Aus der relativ verkorksten Hinrunde, vor allem bis zum Juventus-Spiel, zog van Gaal die nötigen Schlüsse und wechselte zwar nicht das gerade erst eingespielte 4-4-2/4-2-3-1-System, dafür aber veränderte er die Rollen und die Ausrichtung zweier Spieler, nämlich die des LV und eines DM (Schweinsteiger).

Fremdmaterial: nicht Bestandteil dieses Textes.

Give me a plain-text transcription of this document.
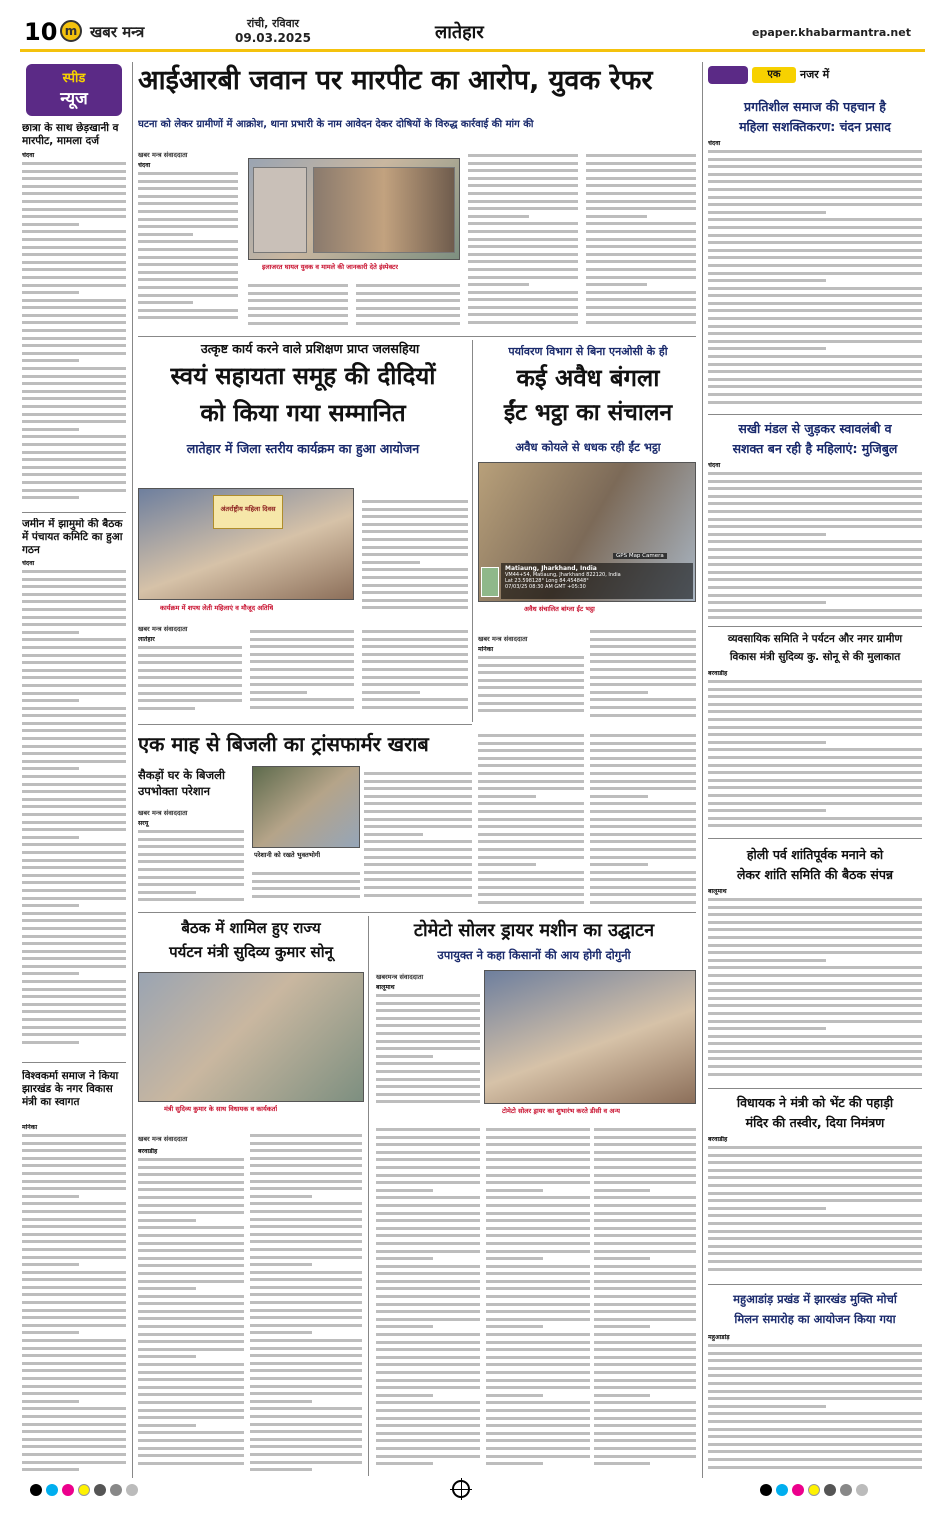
10 m खबर मन्त्र	रांची, रविवार
09.03.2025	लातेहार	epaper.khabarmantra.net
स्पीड
न्यूज
छात्रा के साथ छेड़खानी व मारपीट, मामला दर्ज

चंदवा

जमीन में झामुमो की बैठक में पंचायत कमिटि का हुआ गठन

चंदवा

विश्वकर्मा समाज ने किया झारखंड के नगर विकास मंत्री का स्वागत

मनिका

आईआरबी जवान पर मारपीट का आरोप, युवक रेफर
घटना को लेकर ग्रामीणों में आक्रोश, थाना प्रभारी के नाम आवेदन देकर दोषियों के विरुद्ध कार्रवाई की मांग की
खबर मन्त्र संवाददाता

चंदवा

इलाजरत घायल युवक व मामले की जानकारी देते इंस्पेक्टर
उत्कृष्ट कार्य करने वाले प्रशिक्षण प्राप्त जलसहिया
स्वयं सहायता समूह की दीदियों
को किया गया सम्मानित
लातेहार में जिला स्तरीय कार्यक्रम का हुआ आयोजन
अंतर्राष्ट्रीय महिला दिवस
कार्यक्रम में शपथ लेती महिलाएं व मौजूद अतिथि
खबर मन्त्र संवाददाता

लातेहार

पर्यावरण विभाग से बिना एनओसी के ही
कई अवैध बंगला
ईंट भट्ठा का संचालन
अवैध कोयले से धधक रही ईंट भट्ठा
GPS Map Camera
Matiaung, Jharkhand, India
VM44+54, Matiaung, Jharkhand 822120, India
Lat 23.598128° Long 84.454848°
07/03/25 08:30 AM GMT +05:30
अवैध संचालित बांग्ला ईंट भट्ठा
खबर मन्त्र संवाददाता

मनिका

एक माह से बिजली का ट्रांसफार्मर खराब
सैकड़ों घर के बिजली
उपभोक्ता परेशान
खबर मन्त्र संवाददाता

सरयू

परेशानी को रखते भुक्तभोगी
बैठक में शामिल हुए राज्य
पर्यटन मंत्री सुदिव्य कुमार सोनू
मंत्री सुदिव्य कुमार के साथ विधायक व कार्यकर्ता
खबर मन्त्र संवाददाता

बरवाडीह

टोमेटो सोलर ड्रायर मशीन का उद्घाटन
उपायुक्त ने कहा किसानों की आय होगी दोगुनी
खबरमन्त्र संवाददाता

बालूमाथ

टोमेटो सोलर ड्रायर का शुभारंभ करते डीसी व अन्य
एक	नजर में
प्रगतिशील समाज की पहचान है
महिला सशक्तिकरण: चंदन प्रसाद

चंदवा

सखी मंडल से जुड़कर स्वावलंबी व
सशक्त बन रही है महिलाएं: मुजिबुल

चंदवा

व्यवसायिक समिति ने पर्यटन और नगर ग्रामीण
विकास मंत्री सुदिव्य कु. सोनू से की मुलाकात

बरवाडीह

होली पर्व शांतिपूर्वक मनाने को
लेकर शांति समिति की बैठक संपन्न

बालूमाथ

विधायक ने मंत्री को भेंट की पहाड़ी
मंदिर की तस्वीर, दिया निमंत्रण

बरवाडीह

महुआडांड़ प्रखंड में झारखंड मुक्ति मोर्चा
मिलन समारोह का आयोजन किया गया

महुआडांड़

Hierfür zog van Gaal den LV, meistens Badstuber oder Contento, mindestens 15 Meter nach vorne. So zieht dieser Spieler den gegnerischen Flügelspieler zwangsläufig mit, und es entsteht ein weiter Raum. Dort spielt im Aufbau Schweinsteiger, der eigentlich im defensiven Mittelfeld zu Hause ist. Er spielte gerade in den letzten Spielen wirklich einen klassischen LV, nach Anspiel trug er den Ball dann allerdings höchstpersönlich ins Mittelfeld, und das beinahe mit einer 100%igen Erfolgsquote. Statt des gefährlichen Anspiels eines DM mit dem Rücken zum Gegner, kann Schweinsteiger den Ball nun ins Mittelfeld tragen, dies bringt dem FCB mehr Sicherheit, und eine stärkere Präsenz im Mittelfeld. Grafisch sieht diese taktische Maßnahme dann so aus:


Der LV zieht deutlich nach vorne und zieht seinen Gegenspieler mit, so entsteht Raum für den DM (Nr.6) der sich nun auf die LV-Position fallen lässt.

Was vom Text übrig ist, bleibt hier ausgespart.